Cell block preparation of a Burkitt's lymphoma cell line as a positive control for in situ hybridization for Epstein-Barr virus

OBJECTIVE: To examine the feasibility of the use of a cell block preparation of Epstein-Barr virus (EBV)-infected Burkitt's lymphoma cell line (EB-3) as a positive control for in situ hybridization (ISH) for EBV-encoded RNA (EBER). STUDY DESIGN: EB-3 cells were processed into cell block and cytocentrifuge preparations. ISH for EBER was performed, and the results were compared with a commercially available EBV positive control slide (cytocentrifuge).
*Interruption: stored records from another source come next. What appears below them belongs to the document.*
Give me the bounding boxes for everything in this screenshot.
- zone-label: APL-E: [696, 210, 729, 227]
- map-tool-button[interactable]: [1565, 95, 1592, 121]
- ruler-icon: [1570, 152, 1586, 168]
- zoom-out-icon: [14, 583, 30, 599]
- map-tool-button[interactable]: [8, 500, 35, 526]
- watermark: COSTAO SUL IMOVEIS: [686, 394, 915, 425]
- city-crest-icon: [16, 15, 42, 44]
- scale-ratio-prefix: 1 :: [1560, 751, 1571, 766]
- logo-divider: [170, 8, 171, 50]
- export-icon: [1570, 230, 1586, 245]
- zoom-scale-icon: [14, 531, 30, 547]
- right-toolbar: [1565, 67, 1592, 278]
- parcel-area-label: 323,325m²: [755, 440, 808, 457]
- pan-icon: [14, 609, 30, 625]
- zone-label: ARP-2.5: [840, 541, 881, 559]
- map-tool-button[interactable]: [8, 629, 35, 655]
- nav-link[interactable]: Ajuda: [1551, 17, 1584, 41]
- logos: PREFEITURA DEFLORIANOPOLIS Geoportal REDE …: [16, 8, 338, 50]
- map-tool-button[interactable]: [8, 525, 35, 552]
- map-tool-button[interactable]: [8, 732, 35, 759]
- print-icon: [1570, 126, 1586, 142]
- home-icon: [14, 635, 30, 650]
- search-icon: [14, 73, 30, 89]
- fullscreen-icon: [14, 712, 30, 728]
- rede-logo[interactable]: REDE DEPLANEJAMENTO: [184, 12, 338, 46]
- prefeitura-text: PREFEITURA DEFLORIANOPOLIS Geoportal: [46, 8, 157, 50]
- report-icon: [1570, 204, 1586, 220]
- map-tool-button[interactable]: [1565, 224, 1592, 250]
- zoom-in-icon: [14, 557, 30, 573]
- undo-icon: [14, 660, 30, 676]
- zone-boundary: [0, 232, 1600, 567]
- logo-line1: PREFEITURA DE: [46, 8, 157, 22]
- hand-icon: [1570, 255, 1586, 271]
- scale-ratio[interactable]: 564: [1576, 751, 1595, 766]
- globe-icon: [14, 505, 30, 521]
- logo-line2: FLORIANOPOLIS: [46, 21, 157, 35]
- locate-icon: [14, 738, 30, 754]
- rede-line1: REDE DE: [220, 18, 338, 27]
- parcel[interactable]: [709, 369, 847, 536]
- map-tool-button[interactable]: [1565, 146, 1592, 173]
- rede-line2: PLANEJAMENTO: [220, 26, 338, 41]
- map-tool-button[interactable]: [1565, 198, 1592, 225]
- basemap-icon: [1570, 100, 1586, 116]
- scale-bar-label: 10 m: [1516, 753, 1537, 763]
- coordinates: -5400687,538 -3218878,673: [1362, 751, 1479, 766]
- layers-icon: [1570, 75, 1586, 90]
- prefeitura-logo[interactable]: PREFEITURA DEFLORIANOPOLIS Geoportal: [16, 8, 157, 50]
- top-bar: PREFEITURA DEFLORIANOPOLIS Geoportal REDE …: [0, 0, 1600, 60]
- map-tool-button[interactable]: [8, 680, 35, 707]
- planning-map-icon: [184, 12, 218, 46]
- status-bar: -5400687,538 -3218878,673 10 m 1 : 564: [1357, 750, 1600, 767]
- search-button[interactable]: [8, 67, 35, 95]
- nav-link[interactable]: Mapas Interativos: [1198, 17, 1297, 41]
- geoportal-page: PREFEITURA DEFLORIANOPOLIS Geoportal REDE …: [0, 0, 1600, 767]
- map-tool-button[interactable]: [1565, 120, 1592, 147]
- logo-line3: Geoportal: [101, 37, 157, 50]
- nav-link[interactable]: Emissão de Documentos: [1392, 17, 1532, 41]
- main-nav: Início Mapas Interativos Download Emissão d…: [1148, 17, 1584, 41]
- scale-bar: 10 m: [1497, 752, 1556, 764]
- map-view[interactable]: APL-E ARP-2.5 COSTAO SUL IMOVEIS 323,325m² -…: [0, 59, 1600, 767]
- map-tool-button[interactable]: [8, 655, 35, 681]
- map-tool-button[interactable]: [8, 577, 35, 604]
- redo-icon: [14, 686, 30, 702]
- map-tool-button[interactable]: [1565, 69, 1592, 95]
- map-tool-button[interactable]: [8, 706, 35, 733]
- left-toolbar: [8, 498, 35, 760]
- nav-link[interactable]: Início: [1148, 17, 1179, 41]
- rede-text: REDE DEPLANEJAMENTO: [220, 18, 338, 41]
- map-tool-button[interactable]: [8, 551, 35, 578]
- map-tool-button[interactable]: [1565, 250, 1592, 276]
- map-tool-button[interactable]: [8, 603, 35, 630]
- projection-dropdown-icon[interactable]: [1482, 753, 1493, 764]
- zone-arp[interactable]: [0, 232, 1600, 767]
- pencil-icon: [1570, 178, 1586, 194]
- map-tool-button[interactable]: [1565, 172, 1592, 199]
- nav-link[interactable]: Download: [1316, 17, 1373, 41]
RESULTS: The cost of preparing the cell block and cytocentrifuge sample was only a fraction of the price of commercial control slides. ISH for EBER was strongly stained in all preparations with similar intensity of staining but with a much higher number of positive cells in the cell block. Although the cellular details in the cell block were considerably inferior to those on the cytocentrifuge and commercial control slide, with distortion of nuclei and smudging of chromatin, the interpretation of the ISH results was unaffected. The cell block was stable at room temperature when examined after one year. CONCLUSION: The cell block preparation of an EBV-infected Burkitt's lymphoma cell line serves as a reliable, stable and a relatively inexpensive control, with good preservation of cellular details of cellular RNA for ISH study for EBER in the detection of latent infection with EBV.